>>150214852
I have a possibly wrong answer to this question.
You know how the wealthy and powerful men of old tended to build themselves fine castles or mansions or so on, and generally cultivated collections of fine goods, refined culture, etc. which then became their own aesthetic? Eventually those guys became "old money", right? And those old money guys, broadly, they have something you could sort of call "good taste". They could be reprehensible people, tacky, eccentric, but real old money, REAL old money, is usually conceived of as having some class- of having refined taste.

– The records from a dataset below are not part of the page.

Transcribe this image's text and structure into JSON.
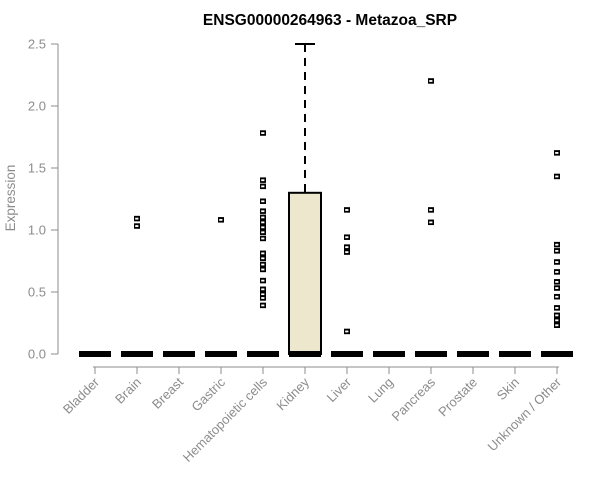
{
  "colors": {
    "background": "#ffffff",
    "title": "#000000",
    "axis": "#8c8c8c",
    "axis_text": "#8c8c8c",
    "box_fill": "#ece7cd",
    "box_stroke": "#000000",
    "outlier": "#000000",
    "outlier_slit": "#ffffff"
  },
  "chart_data": {
    "type": "boxplot",
    "title": "ENSG00000264963 - Metazoa_SRP",
    "xlabel": "",
    "ylabel": "Expression",
    "ylim": [
      0,
      2.5
    ],
    "yticks": [
      0,
      0.5,
      1,
      1.5,
      2,
      2.5
    ],
    "ytick_labels": [
      "0.0",
      "0.5",
      "1.0",
      "1.5",
      "2.0",
      "2.5"
    ],
    "grid": false,
    "legend": "none",
    "categories": [
      "Bladder",
      "Brain",
      "Breast",
      "Gastric",
      "Hematopoietic cells",
      "Kidney",
      "Liver",
      "Lung",
      "Pancreas",
      "Prostate",
      "Skin",
      "Unknown / Other"
    ],
    "boxes": [
      {
        "category": "Bladder",
        "whisker_low": 0,
        "q1": 0,
        "median": 0,
        "q3": 0,
        "whisker_high": 0,
        "outliers": []
      },
      {
        "category": "Brain",
        "whisker_low": 0,
        "q1": 0,
        "median": 0,
        "q3": 0,
        "whisker_high": 0,
        "outliers": [
          1.09,
          1.03
        ]
      },
      {
        "category": "Breast",
        "whisker_low": 0,
        "q1": 0,
        "median": 0,
        "q3": 0,
        "whisker_high": 0,
        "outliers": []
      },
      {
        "category": "Gastric",
        "whisker_low": 0,
        "q1": 0,
        "median": 0,
        "q3": 0,
        "whisker_high": 0,
        "outliers": [
          1.08
        ]
      },
      {
        "category": "Hematopoietic cells",
        "whisker_low": 0,
        "q1": 0,
        "median": 0,
        "q3": 0,
        "whisker_high": 0,
        "outliers": [
          1.78,
          1.4,
          1.35,
          1.23,
          1.15,
          1.1,
          1.06,
          1.02,
          0.98,
          0.93,
          0.81,
          0.77,
          0.72,
          0.68,
          0.59,
          0.52,
          0.48,
          0.45,
          0.39
        ]
      },
      {
        "category": "Kidney",
        "whisker_low": 0,
        "q1": 0,
        "median": 0,
        "q3": 1.3,
        "whisker_high": 2.5,
        "outliers": []
      },
      {
        "category": "Liver",
        "whisker_low": 0,
        "q1": 0,
        "median": 0,
        "q3": 0,
        "whisker_high": 0,
        "outliers": [
          1.16,
          0.94,
          0.86,
          0.82,
          0.18
        ]
      },
      {
        "category": "Lung",
        "whisker_low": 0,
        "q1": 0,
        "median": 0,
        "q3": 0,
        "whisker_high": 0,
        "outliers": []
      },
      {
        "category": "Pancreas",
        "whisker_low": 0,
        "q1": 0,
        "median": 0,
        "q3": 0,
        "whisker_high": 0,
        "outliers": [
          2.2,
          1.16,
          1.06
        ]
      },
      {
        "category": "Prostate",
        "whisker_low": 0,
        "q1": 0,
        "median": 0,
        "q3": 0,
        "whisker_high": 0,
        "outliers": []
      },
      {
        "category": "Skin",
        "whisker_low": 0,
        "q1": 0,
        "median": 0,
        "q3": 0,
        "whisker_high": 0,
        "outliers": []
      },
      {
        "category": "Unknown / Other",
        "whisker_low": 0,
        "q1": 0,
        "median": 0,
        "q3": 0,
        "whisker_high": 0,
        "outliers": [
          1.62,
          1.43,
          0.88,
          0.83,
          0.74,
          0.66,
          0.58,
          0.53,
          0.46,
          0.37,
          0.31,
          0.27,
          0.23
        ]
      }
    ]
  }
}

However, we live in the twenty-first century. Eventually you started to get a lot of people who, in modern socioeconomic systems, got a lot of money fast. These people are usually referred to as "new money". Broadly, New Money people tend to try to sort of imitate Old Money in some ways- they too want to cultivate fine goods, refined ingroup cultures, etc. But the problem is that typically these people have zero sense of real taste. Instead of refined, beautiful things, they have a reputation for spending ludicrous sums on tacky, ostentatious things, far worse and shorter-lived than old money, of being more flamboyant whilst utterly lacking taste or decorum or anything, etc. etc. It's like comparing an old oil tycoon's manor or so to a millionaire's shitass McMansion. In a sense both are LARPs of real and established wealth and taste, but one is more respected/seen as cultured.

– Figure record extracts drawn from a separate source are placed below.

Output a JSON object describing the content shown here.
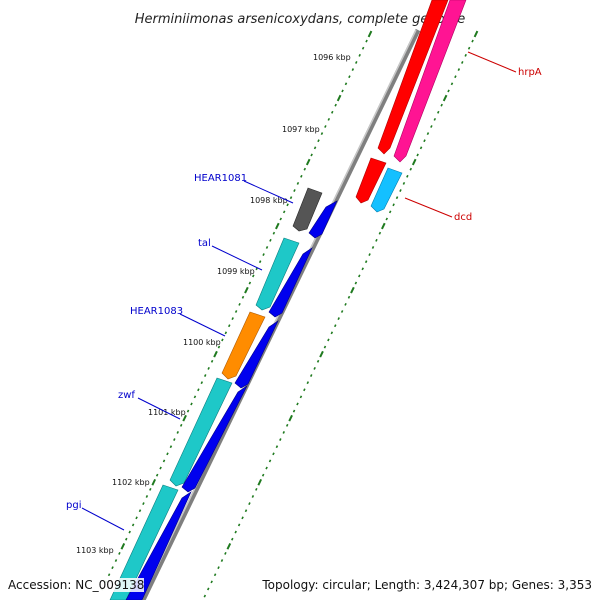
{
  "title": "Herminiimonas arsenicoxydans, complete genome",
  "footer": {
    "accession": "Accession: NC_009138",
    "topology": "Topology: circular; Length: 3,424,307 bp; Genes: 3,353"
  },
  "tick_labels": [
    "1096 kbp",
    "1097 kbp",
    "1098 kbp",
    "1099 kbp",
    "1100 kbp",
    "1101 kbp",
    "1102 kbp",
    "1103 kbp"
  ],
  "gene_labels_left": [
    "HEAR1081",
    "tal",
    "HEAR1083",
    "zwf",
    "pgi"
  ],
  "gene_labels_right": [
    "hrpA",
    "dcd"
  ],
  "colors": {
    "backbone": "#7a7a7a",
    "tick_green": "#1f7a1f",
    "cyan": "#1ec8c8",
    "blue": "#0000ee",
    "orange": "#ff8c00",
    "gray_gene": "#555555",
    "red": "#ff0000",
    "pink": "#ff1493",
    "sky": "#14c0ff",
    "label_blue": "#0000cc",
    "label_red": "#cc0000"
  }
}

I think AI guys are sort of like that. It's the same logic which sort of drives them to want to call AI shit "democratization" of art; they want to have the airs of aritsts, but they have not put in the work and don't genuinely understand what makes for good aesthetics outside of some vague ideas. Corporate executives and normalfags are similar, hence the common phenomenon of extremely offputting "realistic" 3D adaptations of stylized 2D works. They literally have not developed taste.